As for conflicts of interest, I prefer to assume everyone has a conflict :) I follow ZH here: http://www.zerohedge.com/node/13972

> The reality is, critical readers should read analytic posts and the rest of [the internet] with the blanket assumption that the author is totally "conflicted." ... This turns the conversation to the content, and away from the author, the author's biography and the contents of their IRA account / blind trust. This (the content) is, of course, where the focus should be.


I don't believe he has (yet). He is really good about posting disclaimers when he recommends something he has invested in.

He has been posting links to hackpads for a while and I noted the marked absence of any disclaimers.


The school for poetic computation (http://sfpc.io) is using hackpad to document our work. Its lightweight enough that people actually use it and the search is good. I also really like the fact that recently edited pads go up top, with a highlight of what was edited - makes it easy to see who is doing what.

http://sfpc.hackpad.com


I tried to login to Hackpad with Google, and it's asking for permission to "manage my contacts"? No thanks.


My name is Julia and I'm Hackpad's Community and User Research Manager. Hackpad uses your Google contacts in one way only: to expedite the process of inviting collaborators to a Pad. As soon as you begin typing your contact's name, we suggest their email address. We take user privacy very seriously.


Perhaps it should be opt-out?


Using its Etherpad sister for online meetings. Should try Hackpad next time.

http://beza1e1.tuxen.de/articles/meeting.html


This looks neat. The comparison has been made to Google Docs, and obviously it's similar, but I can't help but feel it's almost identical. What are the differences?


There are a number of differences (attribution, the way the stream shows you edit diffs from your team members, the way content such as code and media is handled, the way email integration works, etc).

But fundamentally it is a difference of design intent. Hackpad is not a replacement for a word processor. It is not designed for cosmetically designing papers or reports. Hackpad has been designed from the ground up for collaboration on ideas and for living documents (which evolve over time). It's in use in a number of leading tech companies (airbnb, stripe, upworthy) as well as on the open web.

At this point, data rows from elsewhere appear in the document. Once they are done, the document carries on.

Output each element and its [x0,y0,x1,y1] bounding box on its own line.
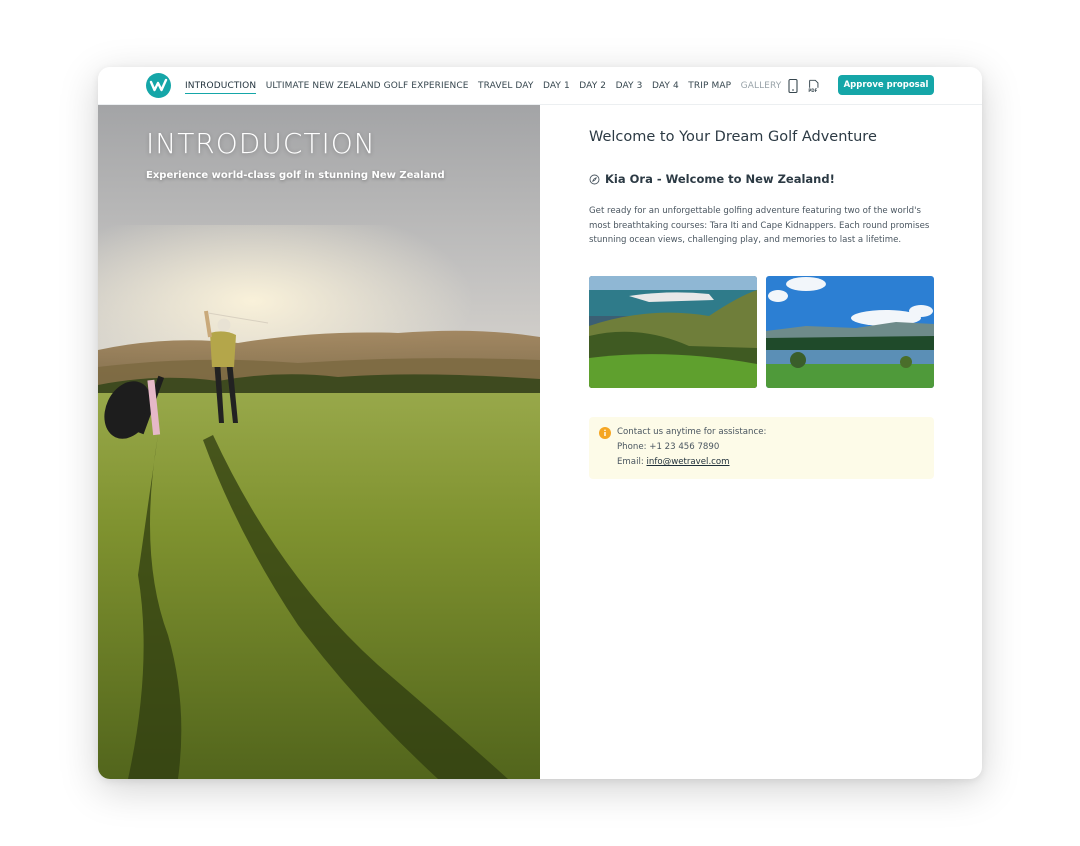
welcome-heading: Welcome to Your Dream Golf Adventure [589,129,877,145]
mobile-icon[interactable] [786,78,800,94]
nav-trip-map[interactable]: TRIP MAP [688,67,731,105]
contact-intro: Contact us anytime for assistance: [617,427,767,437]
top-nav: INTRODUCTION ULTIMATE NEW ZEALAND GOLF E… [98,67,982,105]
approve-proposal-button[interactable]: Approve proposal [838,75,934,95]
email-link[interactable]: info@wetravel.com [646,457,729,467]
lake-course-photo [766,276,934,388]
nav-day-2[interactable]: DAY 2 [579,67,606,105]
contact-box: Contact us anytime for assistance: Phone… [589,417,934,479]
nav-gallery[interactable]: GALLERY [741,67,782,105]
compass-icon [589,174,600,184]
email-label: Email: [617,457,647,467]
nav-introduction[interactable]: INTRODUCTION [185,67,257,105]
wetravel-logo[interactable] [146,73,171,98]
info-icon [599,427,611,439]
nav-ultimate-nz-golf[interactable]: ULTIMATE NEW ZEALAND GOLF EXPERIENCE [266,67,469,105]
contact-email-row: Email: info@wetravel.com [617,457,730,467]
proposal-window: INTRODUCTION ULTIMATE NEW ZEALAND GOLF E… [98,67,982,779]
nav-day-3[interactable]: DAY 3 [616,67,643,105]
pdf-icon-label: PDF [808,88,817,93]
intro-paragraph: Get ready for an unforgettable golfing a… [589,206,930,246]
coastal-course-photo [589,276,757,388]
hero-section: INTRODUCTION Experience world-class golf… [98,105,540,779]
kia-ora-subheading: Kia Ora - Welcome to New Zealand! [605,172,835,186]
golf-hero-image [98,105,540,779]
pdf-icon[interactable]: PDF [807,78,821,94]
hero-subtitle: Experience world-class golf in stunning … [146,170,445,181]
hero-title: INTRODUCTION [146,127,376,160]
nav-day-1[interactable]: DAY 1 [543,67,570,105]
nav-travel-day[interactable]: TRAVEL DAY [478,67,533,105]
nav-day-4[interactable]: DAY 4 [652,67,679,105]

This is really cool - I signed up and enjoy it.

However - I end up using the google doc spreadsheet more than the doc to informally sketch up projects and share information.

It would be great to have that option.


I think HN traffic has killed the servers. Getting a 500.


We use Hackpad as our wiki at SendHub and it's awesome. Great job guys and congrats on the well deserved coverage.


I prefer Simplenote. Hackpad is nice, but feels a bit slow.